In this field trip led by artist Sam Nightingale, we travel to Caithness – the furthest reaches of mainland Scotland – to ask how we might imagine deep time through the material and immaterial nuclear landscape? That is, through a deep time that stretches into the future as much as it finds its inheritance in the far reaches of the past. We will explore the ‘[Im]material Nuclear Landscape’; through a range of discursive activities that put into tension the concrete infrastructure that supports nuclear energy projects (and their decommissioning) and the seemingly invisible radiological traces that remain deep into the future.

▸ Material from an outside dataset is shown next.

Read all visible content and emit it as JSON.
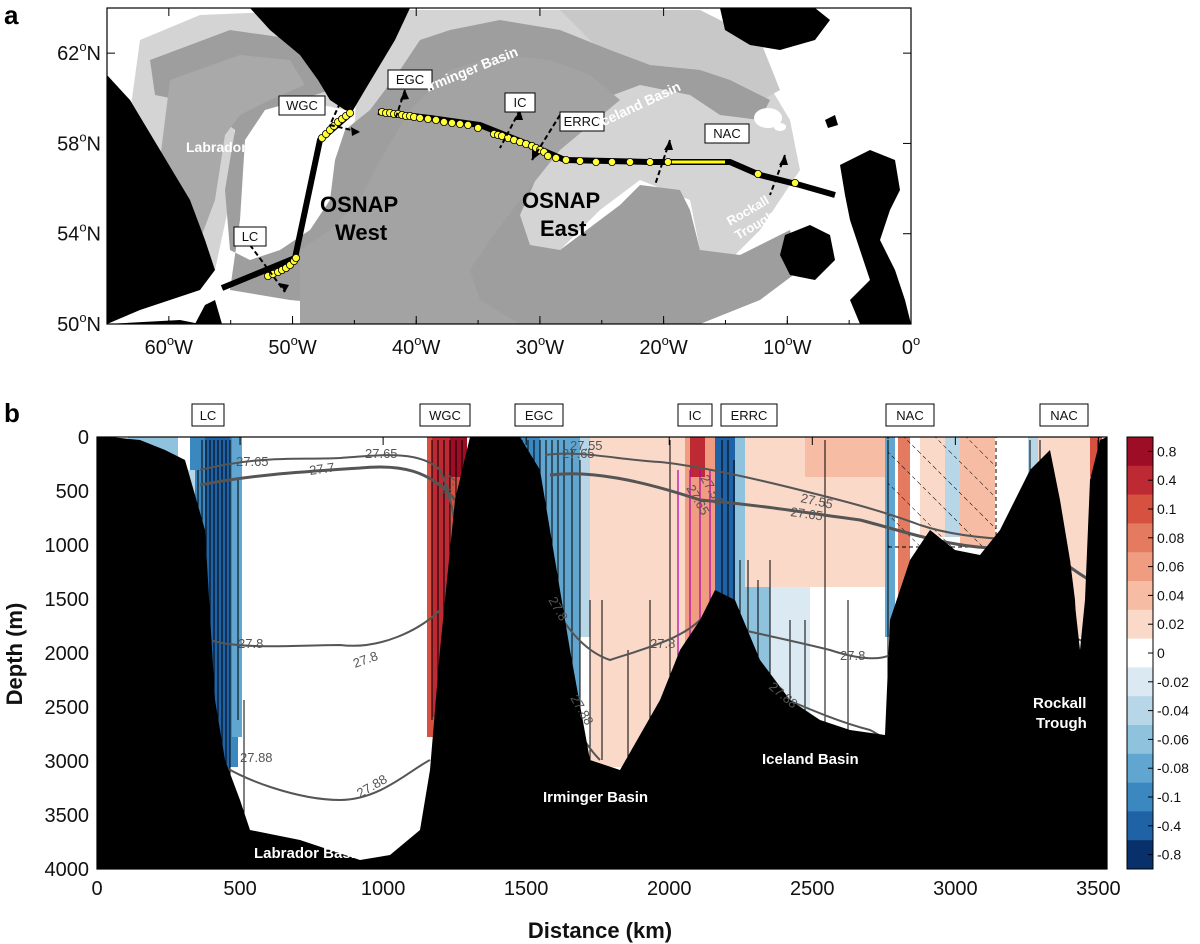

The day will unfold through readings, presentations and screenings, as well as visiting the area around Dounreay Nuclear Power Development Establishment, a test facility for nuclear power technologies that is in the process of being decommissioned. We will consider artistic practices and accidental images that make perceivable the invisible, immaterial and spectral quality of the radiological. We will also look at the relationship between radiological time and deep time, and learn about the process of nuclear decommissioning and the material infrastructure that are needed to manage nuclear legacy. Before the afternoon trip to Dounreay, we will visit an exhibition about the history of the site held at Caithness Horizons. There will also be a special film screening of Susan Schuppli’s film Trace Evidence (2016):
The “Trace Evidence” video trilogy explores the geological, meteorological, and hydrological appearance of nuclear evidence secreted within the molecular arrangement of matter. It focuses upon three events: the unearthing of ancient nuclear reactors at the uranium mine site in Oklo, Gabon in 1972, the discovery of Chernobyl’s airborne contaminates at the Forsmark power plant in Sweden in April 1986 and the 7,600 kilometre five year journey of Caesium-137 from Fukushima-Daiichi through the waters of the Pacific Ocean to the west coast of Vancouver Island.
Contributors and partners
Sam Nightingale is an artist and researcher who investigates notions of the spectral, bringing obscured histories, dark ecologies and misaligned landscapes into constellation. The image-worlds he conjures re-imagine place using various methods that included photography, installation, sound and video.
Nightingale’s most recent projects engage with conjoining the idea of ‘spectral’ with an expanded idea of ‘ecology’, in which ‘spectral ecologies’ are suggested as the intertwining of social, cultural and power structures with sensible and material environments that make perceptible latent histories and pathways.
Nightingale exhibits internationally: his work has been included in exhibitions and film festivals in America, Australia and Europe. He is a PhD Candidate at Goldsmiths, University of London (Media & Communications & Centre for Research Architecture).
Susan Schuppli is an artist and researcher based in the UK, whose work examines material evidence from war and conflict to environmental disasters. Current work explores the ways in which toxic ecologies from nuclear accidents and oil spills to the dark snow of the arctic are producing an “extreme image” archive of material wrongs. Creative projects have been exhibited throughout Europe, Asia, Canada, and the US. Recent projects include Trace Evidence, a video trilogy commissioned by Arts Catalyst UK; Bildmuseet, Sweden and Atmospheric Feedback Loops, a Vertical Cinema commission for Sonic Acts, Amsterdam. She has published widely within the context of media and politics and is author of the forthcoming book, Material Witness (MIT Press). Schuppli is Reader and Director of the Centre for Research Architecture, Goldsmiths University of London and was previously Senior Research Fellow on the Forensic Architecture project.